Types de cellules épithéliales dans les urines : pourquoi le type change tout

Tous les comptes rendus ne précisent pas le type de cellules épithéliales retrouvées, mais quand l’information figure sur le résultat, elle modifie radicalement l’interprétation.

Les cellules squameuses (ou pavimenteuses) proviennent de l’urètre distal ou de la zone génitale. Leur présence, même en quantité modérée, oriente presque toujours vers une contamination au moment du recueil. Le médecin ne s’en inquiète pas.

Les cellules transitionnelles (urothéliales) tapissent la vessie, les uretères et le bassinet rénal. Une augmentation persistante de ce type de cellules, confirmée sur plusieurs prélèvements, peut conduire à une cytologie urinaire pour rechercher des anomalies cellulaires. On se rapproche alors d’un bilan urologique plus poussé.

Les cellules tubulaires rénales sont les plus rares et les plus significatives. Leur présence dans l’urine traduit une lésion directe du tissu rénal. Le médecin oriente vers un bilan néphrologique incluant des examens sanguins et éventuellement une imagerie rénale.

Technicienne de laboratoire analysant un échantillon d'urine au microscope pour détecter des cellules épithéliales

Analyse d’urine avec « rares cellules épithéliales » : la conduite pratique du médecin

Concrètement, en consultation, le médecin qui reçoit un ECBU mentionnant « rares cellules épithéliales » suit une logique en trois temps :

Il vérifie d’abord que le prélèvement n’est pas contaminé (seuil en dessous de 10 000 cellules/mL, absence de commentaire du biologiste). Ensuite, il croise avec les leucocytes, les nitrites, la bactériurie, la protéinurie et l’hématurie. Si tout est normal, aucun examen supplémentaire n’est prescrit.

Si un paramètre associé est anormal, il adapte sa démarche au contexte clinique : symptômes urinaires (brûlures, fréquence, douleurs lombaires), antécédents (infections récidivantes, maladie rénale connue), terrain (grossesse, ménopause, pathologie chronique).

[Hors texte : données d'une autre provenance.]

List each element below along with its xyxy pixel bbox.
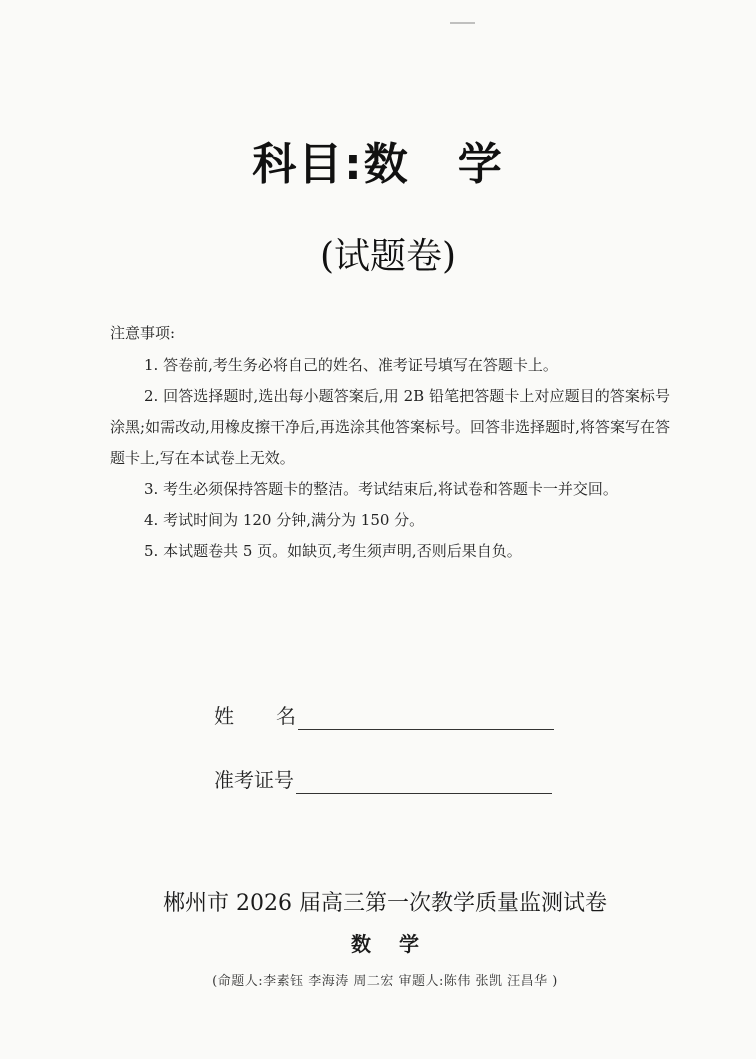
footer-subject: 数 学 [351,932,419,956]
subject-name-char-1: 数 [363,139,410,190]
subject-title [0,128,756,192]
credits-line: (命题人:李素钰 李海涛 周二宏 审题人:陈伟 张凯 汪昌华 ) [212,974,558,989]
exam-id-field-row [214,750,554,794]
scan-mark [450,22,475,24]
exam-title: 郴州市 2026 届高三第一次教学质量监测试卷 [163,891,607,916]
notice-heading: 注意事项: [110,324,176,342]
notice-item: 3. 考生必须保持答题卡的整洁。考试结束后,将试卷和答题卡一并交回。 [144,480,618,498]
name-field-row [214,686,554,730]
notice-section [110,318,670,567]
name-blank-line[interactable] [298,707,554,730]
notice-item: 5. 本试题卷共 5 页。如缺页,考生须声明,否则后果自负。 [144,542,522,560]
subject-label: 科目: [252,139,364,190]
notice-item: 1. 答卷前,考生务必将自己的姓名、准考证号填写在答题卡上。 [144,356,558,374]
name-label: 姓 名 [214,704,296,728]
exam-id-label: 准考证号 [214,768,294,792]
subject-name-char-2: 学 [457,139,504,190]
notice-item: 2. 回答选择题时,选出每小题答案后,用 2B 铅笔把答题卡上对应题目的答案标号涂黑;如需改动,用橡皮擦干净后,再选涂其他答案标号。回答非选择题时,将答案写在答题卡上,写在本试卷上无效。 [110,387,670,467]
notice-item: 4. 考试时间为 120 分钟,满分为 150 分。 [144,511,425,529]
candidate-fields [214,686,554,814]
paper-type: (试题卷) [319,236,457,277]
exam-id-blank-line[interactable] [296,771,552,794]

  • En cas de suspicion d’infection : traitement antibiotique guidé par l’antibiogramme, contrôle par un ECBU post-traitement si nécessaire
  • En cas d’hématurie ou de protéinurie isolée : bilan rénal sanguin, échographie des voies urinaires, orientation spécialisée selon les résultats
  • En cas de cellules transitionnelles ou tubulaires rénales en quantité anormale : cytologie urinaire, consultation néphrologique ou urologique

La mention « rares cellules épithéliales » sur un compte rendu d’analyse d’urine ne constitue pas un diagnostic en soi. C’est un élément du sédiment urinaire parmi d’autres. Le médecin ne sur-interprète pas ce seul item et le replace toujours dans le contexte global de l’analyse et des symptômes du patient. Sans anomalie associée, la réponse médicale la plus fréquente reste la plus simple : on ne fait rien de plus.